Regarding the embedding parameters, particularly the embedding dimension, the discrete inter-event-series analyzed here (series of IKIs) are point-wise samples from a continuous process. This is a cyclic kind of movement of the fingers pressing down on keys of a keyboard. The IKIs, however, conflate timing of movements with other aspects of this dynamic process, e.g., which finger had been used to execute the movement, and how the hand needed to move horizontally to allow for such a key press. The embedding dimension estimated for the present data might thus not equate the dimensionality of the more continuous movements of the fingers. If one were able to measure such movements, multivariate extensions of RQA (Wallot et al., 2016) could be used to quantify the multidimensional finger movement profiles of typing as well, and compare them to the results of IKI data.

RQA can add global information about the temporal dimension, ideally providing information complementary to the established measures of the typing process. Our results show that RQA measures seem to be more sensitive towards interactions between language and task compared to traditional measures. Moreover, they yield a non-linear relationship between foreign language writing skill and recurrence properties, potentially reflecting even more sources of effects, like the individual typing style, that traditional measures do not pick up.

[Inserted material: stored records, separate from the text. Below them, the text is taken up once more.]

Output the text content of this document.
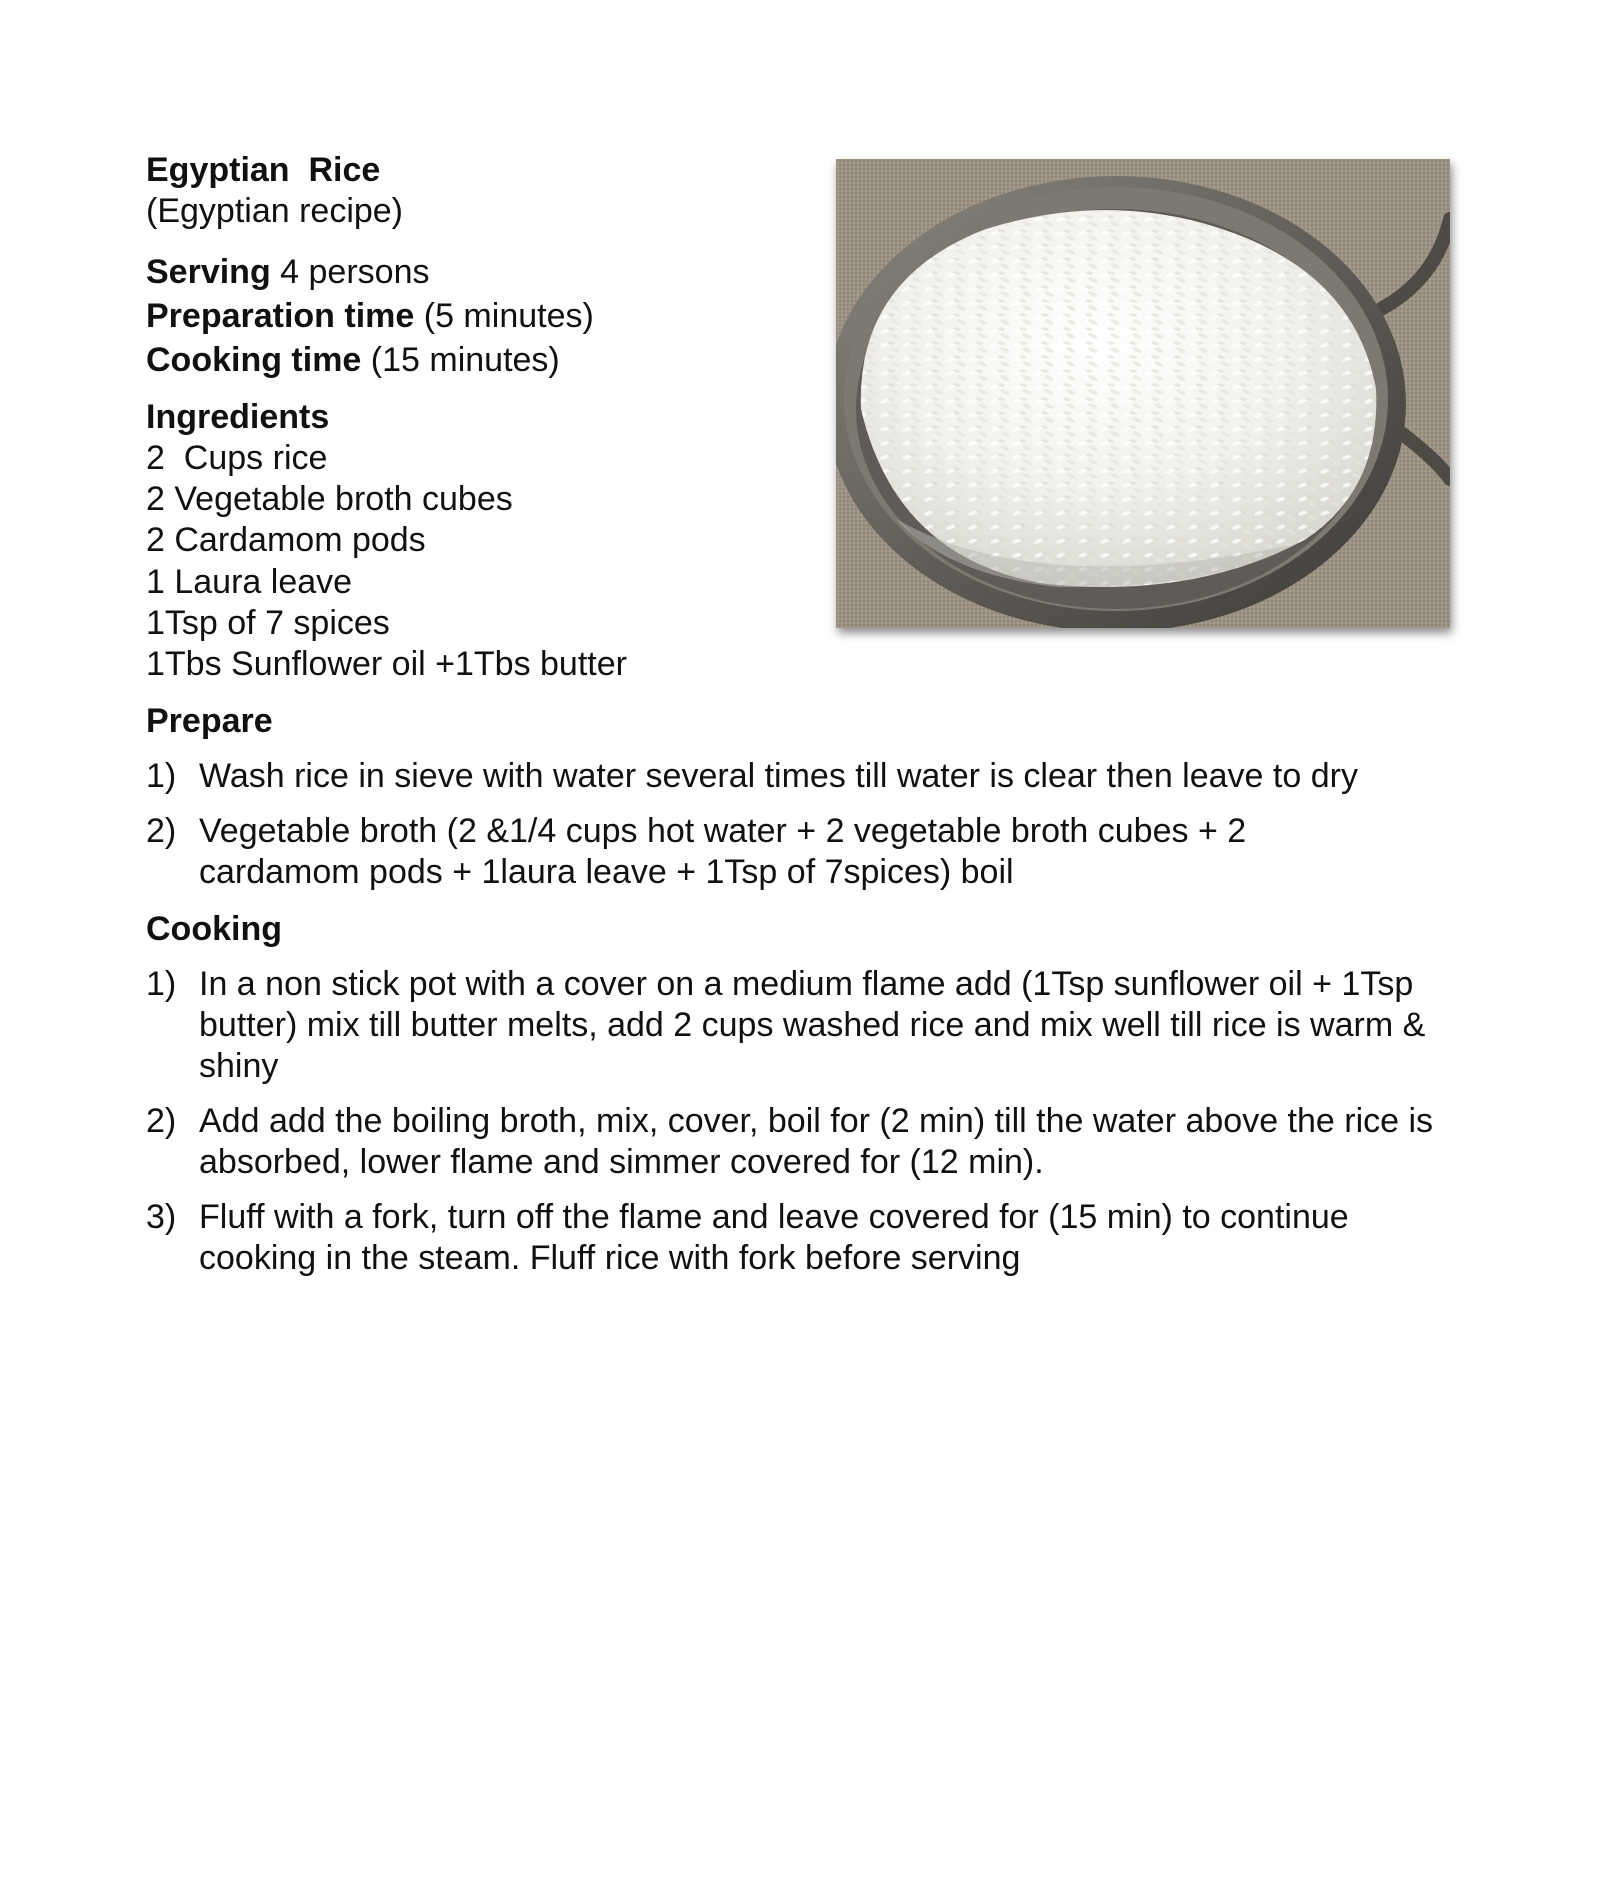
Egyptian  Rice
(Egyptian recipe)
Serving 4 persons
Preparation time (5 minutes)
Cooking time (15 minutes)
Ingredients
2  Cups rice
2 Vegetable broth cubes
2 Cardamom pods
1 Laura leave
1Tsp of 7 spices
1Tbs Sunflower oil +1Tbs butter
Prepare
1) Wash rice in sieve with water several times till water is clear then leave to dry
2) Vegetable broth (2 &1/4 cups hot water + 2 vegetable broth cubes + 2 cardamom pods + 1laura leave + 1Tsp of 7spices) boil
Cooking
1) In a non stick pot with a cover on a medium flame add (1Tsp sunflower oil + 1Tsp butter) mix till butter melts, add 2 cups washed rice and mix well till rice is warm & shiny
2) Add add the boiling broth, mix, cover, boil for (2 min) till the water above the rice is absorbed, lower flame and simmer covered for (12 min).
3) Fluff with a fork, turn off the flame and leave covered for (15 min) to continue cooking in the steam. Fluff rice with fork before serving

As RQA can be readily applied to typing time series to extract dynamic properties, it might further prove to be a means to connect different writing processes (e.g., keystroke intervals and hand-writing trajectories). Moreover, RQA measures are connected to other linguistic-cognitive process measures like response times or eye movements during reading. This might allow for new, comparative ways to investigate these different processes. However, this warrants a broader application of RQA in the field of writing research to better understand how to interpret RQA measures in terms of writing dynamics and to gain a more profound knowledge of how they could complement the measures currently used to describe the writing process.

Here, we mainly introduced RQA as an analysis tool that taps into the global dynamics over a whole typing task. This is in line with our considerations regarding skill and constraints on writing performance since constraints cannot be found in individual data points but must be quantified across a coherent set of data points. However, RQA is a very versatile technique, and can in principle be used to investigate local fluctuations of the writing process such as within-word dynamics using a variation called windowed RQA (Marwan et al., 2007; Wallot, 2017).

Further research

So far, RQA measures are not integrated into current linguistic, psychological, and motor-control theories of writing. To integrate these measures in a meaningful way, more studies applying RQA to the writing process are needed to gain a broader empirical understanding of what these measures contribute and how they vary. Moreover, RQA is not yet tightly integrated into our conceptual understanding of how writing works. However, originating from dynamic systems analysis, RQA brings new concepts to the table, such as the notion of constraints and flexible adaptability, and it comes with measures to appropriately quantify writing data.

Previously, we have hinted at the fact that skill is a multifaceted concept. Thinking in terms of dynamical systems, we can now propose that skill controls writing in the way that it functionally constrains behavior, but below that level, its different facets must be elaborated. This could be tested by tracing back the quality of writing performance to individual performance measures (e.g., speed, burstiness, pause patterns) which are shaped by constraints that in turn can be captured by measures of RQA and then linked to global measures of aptitude. Admittedly, at this point, this is just a speculative research agenda. However, applying RQA to implement this, and using, for instance, a path-model like approach could provide an integrative view across the different levels of control that drive the writing process.